Augmented Reality (AR) is on its way to becoming one of the dominant forms of UI interactions. As such, more and more businesses are looking to invest in Augmented Reality applications, solutions and interfaces for their audiences. To ensure that these new experiences are cohesive and grounded, developers will want to follow UX principles in Augmented Reality design.
In this post, we’ll cover the core UX principles in AR design to follow, as well as some best practices.
The core UX principles in Augmented Reality design
The environment is at the cornerstone of AR interactions. It’s the “screen equivalent” in Augmented Reality design, forming the backdrop for all user interactions.
It’s also a dynamic, changing space that will never be the same for two users. There are some key divisions however, that you can use as dividers:
- Intimate space. This is the space approximately 50cm in front of a person’s body. Face filters occupy the intimate space.

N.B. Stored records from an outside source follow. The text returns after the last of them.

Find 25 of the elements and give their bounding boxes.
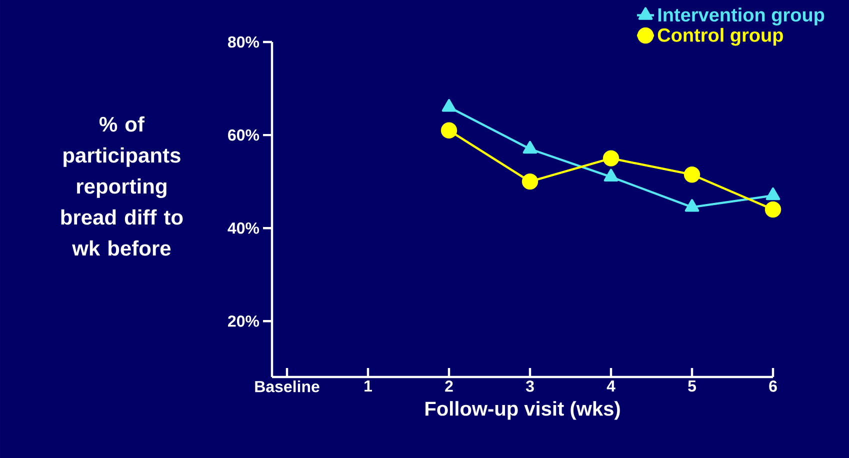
y-tick-label: 20% (228, 315, 260, 327)
point (766, 187, 780, 200)
y-tick-label: 40% (228, 222, 260, 234)
x-tick-label: 3 (526, 380, 534, 392)
point (440, 122, 458, 138)
point (602, 150, 620, 166)
y-tick-label: 60% (228, 129, 260, 141)
x-axis-title: Follow-up visit (wks) (426, 401, 620, 420)
x-tick-label: 4 (606, 380, 616, 392)
x-tick-label: 1 (364, 380, 372, 392)
point (684, 166, 700, 183)
y-tick-label: 80% (228, 36, 260, 48)
point (764, 201, 782, 218)
x-tick-label: 2 (445, 380, 453, 392)
y-axis-title: % of participants reporting bread diff to wk before (61, 116, 183, 256)
x-tick-label: 6 (769, 380, 777, 392)
point (522, 140, 538, 154)
point (442, 99, 456, 112)
point (684, 199, 700, 212)
legend-label: Control group (658, 28, 783, 46)
point (604, 168, 618, 182)
x-tick-label: Baseline (255, 380, 320, 392)
legend-label: Intervention group (658, 8, 824, 26)
x-tick-label: 5 (688, 380, 696, 392)
point (522, 173, 538, 190)
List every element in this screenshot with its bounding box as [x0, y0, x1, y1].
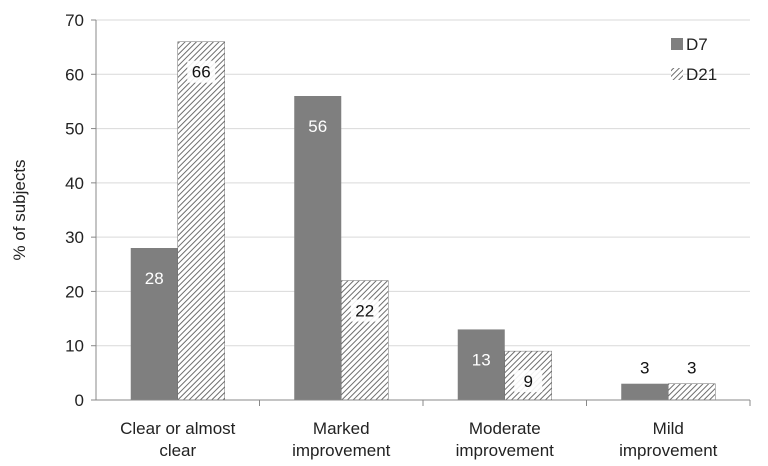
data-label: 66	[192, 63, 211, 82]
legend-swatch-d21	[671, 68, 683, 80]
x-category-label: improvement	[619, 441, 718, 460]
data-label: 3	[640, 359, 649, 378]
legend: D7 D21	[671, 35, 717, 84]
y-axis-title: % of subjects	[10, 159, 29, 260]
data-label: 13	[472, 350, 491, 369]
y-tick-label: 70	[65, 11, 84, 30]
bar-d7	[621, 383, 669, 400]
data-label: 9	[524, 372, 533, 391]
y-tick-label: 10	[65, 337, 84, 356]
bar-d7	[294, 96, 342, 400]
x-category-label: Marked	[313, 419, 370, 438]
data-label: 56	[308, 117, 327, 136]
data-label: 3	[687, 359, 696, 378]
y-tick-label: 20	[65, 282, 84, 301]
x-category-label: Moderate	[469, 419, 541, 438]
data-label-background	[187, 60, 216, 83]
x-category-label: improvement	[456, 441, 555, 460]
y-tick-label: 0	[75, 391, 84, 410]
bar-d21	[341, 280, 389, 401]
x-category-label: improvement	[292, 441, 391, 460]
bar-d7	[457, 329, 505, 400]
data-label: 28	[145, 269, 164, 288]
bar-d21	[668, 383, 716, 401]
bar-d21	[177, 41, 225, 401]
y-tick-label: 40	[65, 174, 84, 193]
x-category-label: Clear or almost	[120, 419, 236, 438]
y-tick-label: 50	[65, 120, 84, 139]
x-category-label: clear	[159, 441, 196, 460]
legend-label-d21: D21	[686, 65, 717, 84]
legend-swatch-d7	[671, 38, 683, 50]
x-category-label: Mild	[653, 419, 684, 438]
data-label-background	[350, 299, 379, 322]
y-tick-label: 30	[65, 228, 84, 247]
data-label: 22	[355, 302, 374, 321]
y-tick-label: 60	[65, 65, 84, 84]
legend-label-d7: D7	[686, 35, 708, 54]
bar-d7	[130, 248, 178, 400]
data-label-background	[514, 370, 543, 393]
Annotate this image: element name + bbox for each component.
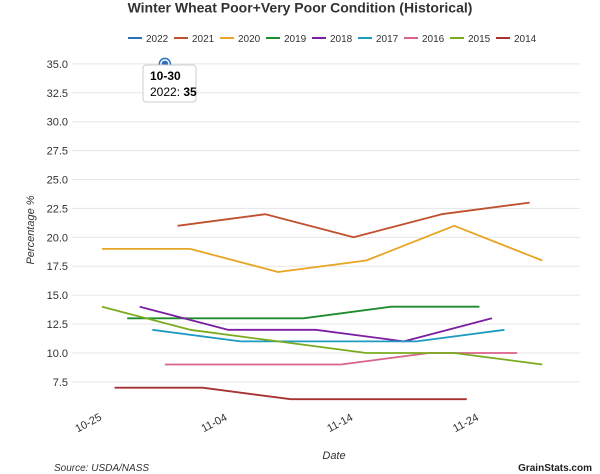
series-line-2020: [102, 224, 543, 273]
y-tick-label: 30.0: [47, 117, 68, 129]
y-tick-label: 20.0: [47, 232, 68, 244]
legend-label: 2022: [146, 34, 169, 45]
legend-item-2018[interactable]: 2018: [312, 34, 353, 45]
tooltip-box: [142, 64, 197, 103]
legend-item-2015[interactable]: 2015: [450, 34, 491, 45]
legend-label: 2019: [284, 34, 307, 45]
y-tick-label: 35.0: [47, 59, 68, 71]
x-tick-label: 11-04: [199, 412, 229, 435]
series-line-2014: [114, 386, 467, 401]
y-tick-label: 32.5: [47, 88, 68, 100]
y-tick-label: 27.5: [47, 146, 68, 158]
legend-item-2019[interactable]: 2019: [266, 34, 307, 45]
y-axis-ticks: 7.5 10.0 12.5 15.0 17.5 20.0 22.5 25.0 27.5 30.0 3…: [47, 59, 68, 389]
legend: 2022 2021 2020 2019 2018 2017 2016 2015 2014: [128, 34, 537, 45]
series-lines: [101, 57, 543, 401]
y-tick-label: 12.5: [47, 319, 68, 331]
legend-label: 2018: [330, 34, 353, 45]
legend-label: 2015: [468, 34, 491, 45]
tooltip-value-row: 2022: 35: [150, 85, 197, 99]
legend-label: 2021: [192, 34, 215, 45]
legend-label: 2014: [514, 34, 537, 45]
series-line-2018: [139, 305, 493, 343]
series-line-2021: [177, 201, 530, 239]
tooltip-value: 35: [183, 85, 197, 99]
y-tick-label: 10.0: [47, 348, 68, 360]
tooltip-series-label: 2022:: [150, 85, 183, 99]
series-line-2017: [152, 328, 505, 343]
legend-item-2020[interactable]: 2020: [220, 34, 261, 45]
source-note: Source: USDA/NASS: [54, 463, 149, 474]
brand-name: GrainStats.com: [518, 463, 592, 474]
legend-label: 2020: [238, 34, 261, 45]
y-tick-label: 22.5: [47, 203, 68, 215]
legend-item-2016[interactable]: 2016: [404, 34, 445, 45]
legend-label: 2016: [422, 34, 445, 45]
chart-title: Winter Wheat Poor+Very Poor Condition (H…: [128, 0, 473, 16]
y-tick-label: 7.5: [53, 377, 68, 389]
y-tick-label: 17.5: [47, 261, 68, 273]
series-line-2015: [101, 305, 543, 366]
legend-item-2021[interactable]: 2021: [174, 34, 215, 45]
y-tick-label: 25.0: [47, 175, 68, 187]
x-tick-label: 11-24: [451, 412, 481, 435]
y-axis-label: Percentage %: [25, 195, 37, 264]
x-axis-ticks: 10-25 11-04 11-14 11-24: [73, 411, 480, 435]
legend-item-2017[interactable]: 2017: [358, 34, 399, 45]
y-tick-label: 15.0: [47, 290, 68, 302]
legend-item-2014[interactable]: 2014: [496, 34, 537, 45]
legend-item-2022[interactable]: 2022: [128, 34, 169, 45]
gridlines: [72, 63, 580, 383]
tooltip-date: 10-30: [150, 69, 181, 83]
x-axis-label: Date: [322, 450, 345, 462]
x-tick-label: 11-14: [325, 412, 355, 435]
legend-label: 2017: [376, 34, 399, 45]
x-tick-label: 10-25: [73, 411, 103, 435]
tooltip: 10-30 2022: 35: [142, 64, 197, 103]
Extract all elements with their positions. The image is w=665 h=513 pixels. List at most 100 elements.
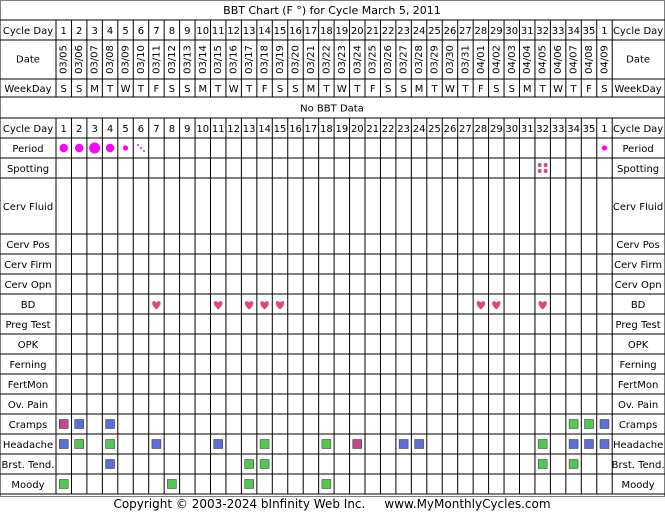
cycle-day-number: 28: [475, 26, 488, 37]
moody-marker: [167, 479, 177, 489]
cycle-day-number: 20: [351, 124, 364, 135]
weekday-label: W: [337, 84, 347, 95]
cramps-marker: [74, 419, 84, 429]
date-label: 04/01: [476, 45, 487, 74]
cycle-day-number: 10: [196, 26, 209, 37]
cycle-day-number: 13: [243, 26, 256, 37]
row-label-cycle-day-right: Cycle Day: [613, 26, 663, 37]
period-marker: [122, 145, 129, 151]
weekday-label: S: [61, 84, 67, 95]
weekday-label: T: [461, 84, 469, 95]
cycle-day-number: 10: [196, 124, 209, 135]
weekday-label: M: [415, 84, 424, 95]
period-marker: [89, 142, 101, 154]
cycle-day-number: 32: [536, 26, 549, 37]
cycle-day-number: 4: [107, 124, 113, 135]
date-label: 04/08: [584, 45, 595, 74]
cycle-day-number: 4: [107, 26, 113, 37]
row-label-opk: OPK: [18, 340, 39, 351]
headache-marker: [259, 439, 270, 449]
cycle-day-number: 25: [428, 26, 441, 37]
weekday-label: T: [430, 84, 438, 95]
cycle-day-number: 35: [583, 124, 596, 135]
spotting-marker: [543, 163, 548, 167]
bd-heart: [244, 301, 254, 310]
cycle-day-number: 7: [153, 124, 159, 135]
headache-marker: [414, 439, 424, 449]
cycle-day-number: 3: [91, 124, 97, 135]
cycle-day-number: 9: [184, 26, 190, 37]
row-label-cerv-pos: Cerv Pos: [6, 240, 49, 251]
weekday-label: W: [445, 84, 455, 95]
row-label-cycle-day-right: Cycle Day: [613, 124, 663, 135]
cycle-day-number: 12: [227, 26, 240, 37]
weekday-label: F: [478, 84, 484, 95]
weekday-label: S: [184, 84, 190, 95]
cycle-day-number: 11: [212, 124, 225, 135]
cycle-day-number: 34: [567, 26, 580, 37]
bd-heart: [260, 301, 269, 310]
row-label-cerv-pos-right: Cerv Pos: [616, 240, 659, 251]
spotting-marker: [537, 169, 542, 173]
date-label: 04/04: [522, 45, 533, 74]
date-label: 03/25: [368, 45, 379, 74]
row-label-date-right: Date: [626, 55, 650, 66]
cycle-day-number: 31: [521, 26, 534, 37]
cycle-day-number: 29: [490, 124, 503, 135]
cramps-marker: [105, 419, 115, 429]
date-label: 03/19: [275, 45, 286, 74]
row-label-cerv-fluid-right: Cerv Fluid: [613, 202, 663, 213]
weekday-label: T: [322, 84, 330, 95]
row-label-weekday-right: WeekDay: [615, 84, 662, 95]
date-label: 04/07: [569, 45, 580, 74]
headache-marker: [398, 439, 409, 449]
weekday-label: T: [353, 84, 361, 95]
cycle-day-number: 26: [444, 124, 457, 135]
row-label-cerv-firm-right: Cerv Firm: [614, 260, 662, 271]
cycle-day-number: 34: [567, 124, 580, 135]
cycle-day-number: 1: [61, 124, 67, 135]
cycle-day-number: 6: [138, 124, 144, 135]
weekday-label: F: [370, 84, 376, 95]
weekday-label: T: [245, 84, 253, 95]
cycle-day-number: 17: [305, 124, 318, 135]
headache-marker: [213, 439, 223, 449]
date-label: 03/11: [151, 45, 162, 74]
spotting-marker: [537, 163, 542, 167]
date-label: 03/07: [90, 45, 101, 74]
row-label-cramps-right: Cramps: [619, 420, 658, 431]
date-label: 04/09: [599, 45, 610, 74]
weekday-label: W: [553, 84, 563, 95]
cycle-day-number: 6: [138, 26, 144, 37]
cramps-marker: [568, 419, 579, 429]
bd-heart: [214, 301, 223, 310]
cycle-day-number: 21: [366, 26, 379, 37]
date-label: 03/12: [167, 45, 178, 74]
row-label-moody: Moody: [11, 480, 44, 491]
footer-copyright: Copyright © 2003-2024 bInfinity Web Inc.…: [113, 497, 550, 511]
brst-tend-marker: [568, 459, 579, 469]
date-label: 03/21: [306, 45, 317, 74]
cycle-day-number: 29: [490, 26, 503, 37]
weekday-label: S: [385, 84, 391, 95]
period-marker: [136, 144, 139, 146]
weekday-label: T: [539, 84, 547, 95]
row-label-cramps: Cramps: [9, 420, 48, 431]
cycle-day-number: 25: [428, 124, 441, 135]
cycle-day-number: 15: [274, 124, 287, 135]
cycle-day-number: 24: [413, 124, 426, 135]
headache-marker: [105, 439, 115, 449]
row-label-cerv-fluid: Cerv Fluid: [3, 202, 53, 213]
row-label-bd-right: BD: [631, 300, 646, 311]
weekday-label: S: [169, 84, 175, 95]
date-label: 03/30: [445, 45, 456, 74]
weekday-label: F: [154, 84, 160, 95]
cycle-day-number: 27: [459, 124, 472, 135]
date-label: 04/06: [553, 45, 564, 74]
weekday-label: W: [121, 84, 131, 95]
cycle-day-number: 18: [320, 26, 333, 37]
row-label-moody-right: Moody: [622, 480, 655, 491]
cycle-day-number: 1: [601, 124, 607, 135]
row-label-preg-test-right: Preg Test: [616, 320, 661, 331]
row-label-cycle-day: Cycle Day: [3, 124, 53, 135]
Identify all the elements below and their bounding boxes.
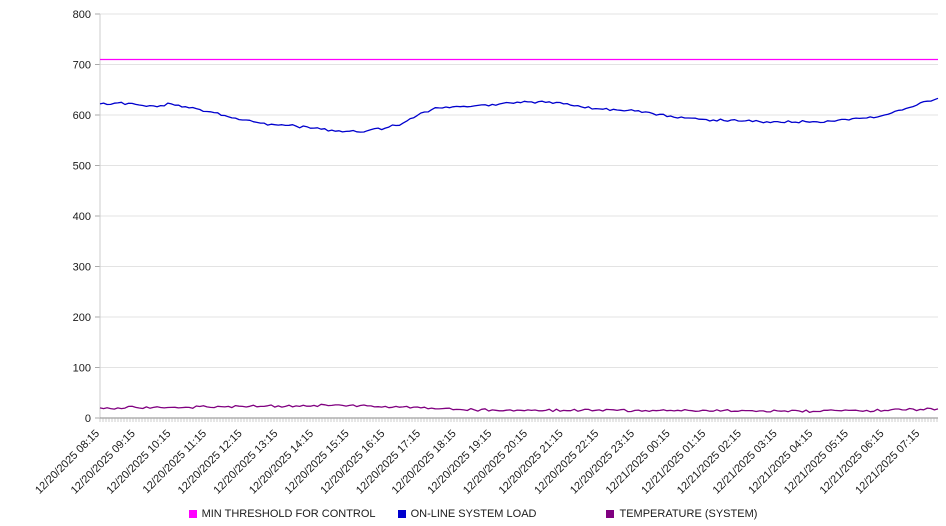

- Personal space. Personal space encompasses 1m around the user. This involves virtual objects in the user’s hands and potentially another person standing nearby.
- Social space. Social space encompasses 4m around the person and will generally involve objects/surfaces in a room, other people, furniture, etc.
- Public space. Public space occupies 7m or more, involves multiple people (even if they’re not directly interacting with the software), and is usually reserved for location-specific experiences (i.e., museum exhibits).
Movement is the next of the core UX principles in AR design, and it’s another fairly unique one.
In AR software, the user can move in 3D space. This allows virtual objects to be anchored to 3D objects rather than a typical 2D plane.
The balancing act with movement in AR is to guide the user from one UI element to the next without choosing where to go for them. This means predicting where they will move and designing the UI path around these predictions.
Next up is one of the more challenging UX principles in Augmented Reality design: onboarding. Onboarding is the process of getting a user familiar with, and educated on, how your AR software works. Since Augmented Reality is so new, you’ll be doing most of the heavy lifting here yourself.
Many users who will be interacting with your AR app will be having their first-ever Augmented Reality experience. No pressure, eh?
With this in mind, usability should be a top priority, ahead even of technical proficiency and accuracy.
Interaction involves any kind of action a user takes with your software. That includes moving around, tapping the screen, gesturing, placing virtual objects, etc.
Interaction in augmented reality apps, fortunately, has a lot of overlap with traditional software paradigms. One of the key differences to remember, though, is that UI elements might be very near or very far from the user. The user might also have just one or no hands to interact with the screen with. Accommodating these challenges is a must.
Last but not least, UI is the physical screen that the user is interacting with. That will most often be a smartphone screen or, in the future, some kind of Augmented Reality headset.
It’s important to remember that while the digital Augmented Reality environment is more engaging and immersive, it’s the UI environment that will be hosting the actual interactions. The screen is your mouse and keyboard, not the user’s bedroom. Focus on making this experience seamless, and the rest is to follow.
Use UX principles in Augmented Reality design to give the structure of your virtual experience
Diving into Augmented Reality development can be a monumental task for developers. There are so many technical aspects to learn that the design elements might seem secondary. AR is already improving worker performance according to Harvard Review.
By keeping these UX principles at the forefront of your Augmented Reality design process, you can give structure and focus to your development process. They’ll guide you as well as your users to the right result.